ALISON BEARD : Alors, quelles sont ces trois pièces ?
FRANCES FREI : Le langage que nous utilisons est celui de l'authenticité, de la logique et de l'empathie. Ce qui évoquera beaucoup ceux qui ont lu Aristote, le logos, le pathos et l'ethos. Mais en réalité, avez-vous l'impression que c'est le vrai moi qui vous parle ? Ou avez-vous l'impression que je n'apporte qu'une partie de moi-même, ou que je délivre un message auquel je ne crois peut-être pas vraiment, mais que je pense devoir transmettre ? Alors, est-ce le vrai moi, avec une logique solide et rigoureuse, et que je suis là pour vous ? Si vous remettez en question l'un de ces trois éléments, la première chose à perdre est la confiance.
ALISON BEARD : Vous avez donc dit qu’il existe des moyens de s’améliorer sur tous ces fronts. Commençons par l’authenticité. Vous savez, il peut parfois sembler risqué de se montrer pleinement au travail. Comment inciter les dirigeants à adopter un mode de fonctionnement plus authentique ?
FRANCES FREI : Ce que vous dites des leaders, c'est qu'ils ont deux missions, n'est-ce pas ? L'une est d'être authentiques, mais l'autre est de créer les conditions pour que l'authenticité des autres transparaisse. Car en tant que leader, mon rôle est d'améliorer la performance des autres.

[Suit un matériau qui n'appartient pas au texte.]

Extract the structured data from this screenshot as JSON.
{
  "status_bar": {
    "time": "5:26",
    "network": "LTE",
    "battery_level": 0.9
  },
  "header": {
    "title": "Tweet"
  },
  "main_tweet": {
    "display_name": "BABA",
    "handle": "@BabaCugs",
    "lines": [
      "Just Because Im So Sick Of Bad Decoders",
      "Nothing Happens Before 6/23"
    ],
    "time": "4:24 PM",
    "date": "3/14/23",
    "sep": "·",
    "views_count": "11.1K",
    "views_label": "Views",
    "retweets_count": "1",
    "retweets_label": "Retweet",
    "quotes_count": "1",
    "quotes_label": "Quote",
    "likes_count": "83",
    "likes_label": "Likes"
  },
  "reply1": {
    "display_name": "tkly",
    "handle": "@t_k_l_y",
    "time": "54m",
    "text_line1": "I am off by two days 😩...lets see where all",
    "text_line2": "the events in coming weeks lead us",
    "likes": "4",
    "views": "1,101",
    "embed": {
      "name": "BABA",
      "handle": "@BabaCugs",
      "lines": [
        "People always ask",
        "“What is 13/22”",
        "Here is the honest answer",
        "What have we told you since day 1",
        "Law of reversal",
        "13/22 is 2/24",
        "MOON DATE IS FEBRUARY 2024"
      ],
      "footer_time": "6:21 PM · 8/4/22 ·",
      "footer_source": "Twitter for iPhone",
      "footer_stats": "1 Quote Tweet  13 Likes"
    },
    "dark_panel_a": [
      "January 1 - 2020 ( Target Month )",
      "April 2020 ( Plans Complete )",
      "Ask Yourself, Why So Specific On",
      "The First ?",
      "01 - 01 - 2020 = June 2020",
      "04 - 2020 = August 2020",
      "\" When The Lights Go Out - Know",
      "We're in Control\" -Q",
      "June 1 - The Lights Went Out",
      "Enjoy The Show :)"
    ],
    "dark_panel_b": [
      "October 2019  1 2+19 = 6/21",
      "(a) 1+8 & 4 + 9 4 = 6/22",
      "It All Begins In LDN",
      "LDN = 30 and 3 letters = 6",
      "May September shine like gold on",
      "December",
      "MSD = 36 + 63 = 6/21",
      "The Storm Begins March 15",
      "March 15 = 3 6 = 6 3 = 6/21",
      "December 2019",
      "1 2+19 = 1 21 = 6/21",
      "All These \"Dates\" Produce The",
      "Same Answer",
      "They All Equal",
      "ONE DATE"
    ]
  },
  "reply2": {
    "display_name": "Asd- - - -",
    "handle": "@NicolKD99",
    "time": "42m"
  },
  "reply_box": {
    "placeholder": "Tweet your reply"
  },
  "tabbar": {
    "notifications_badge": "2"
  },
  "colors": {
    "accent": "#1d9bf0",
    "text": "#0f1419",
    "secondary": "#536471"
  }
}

Ce que je dois faire, c'est m'assurer que les gens se sentent en sécurité et puissent être eux-mêmes. Quelle que soit la différence que je représente, je me sens accueilli. Et c'est là que ça devient vraiment stimulant. Chaque différence que je représente me rend célèbre et je suis chérie pour cela. Chacun de nous peut exprimer son authenticité, nous pouvons prendre des décisions beaucoup plus éclairées et inclure beaucoup plus de personnes.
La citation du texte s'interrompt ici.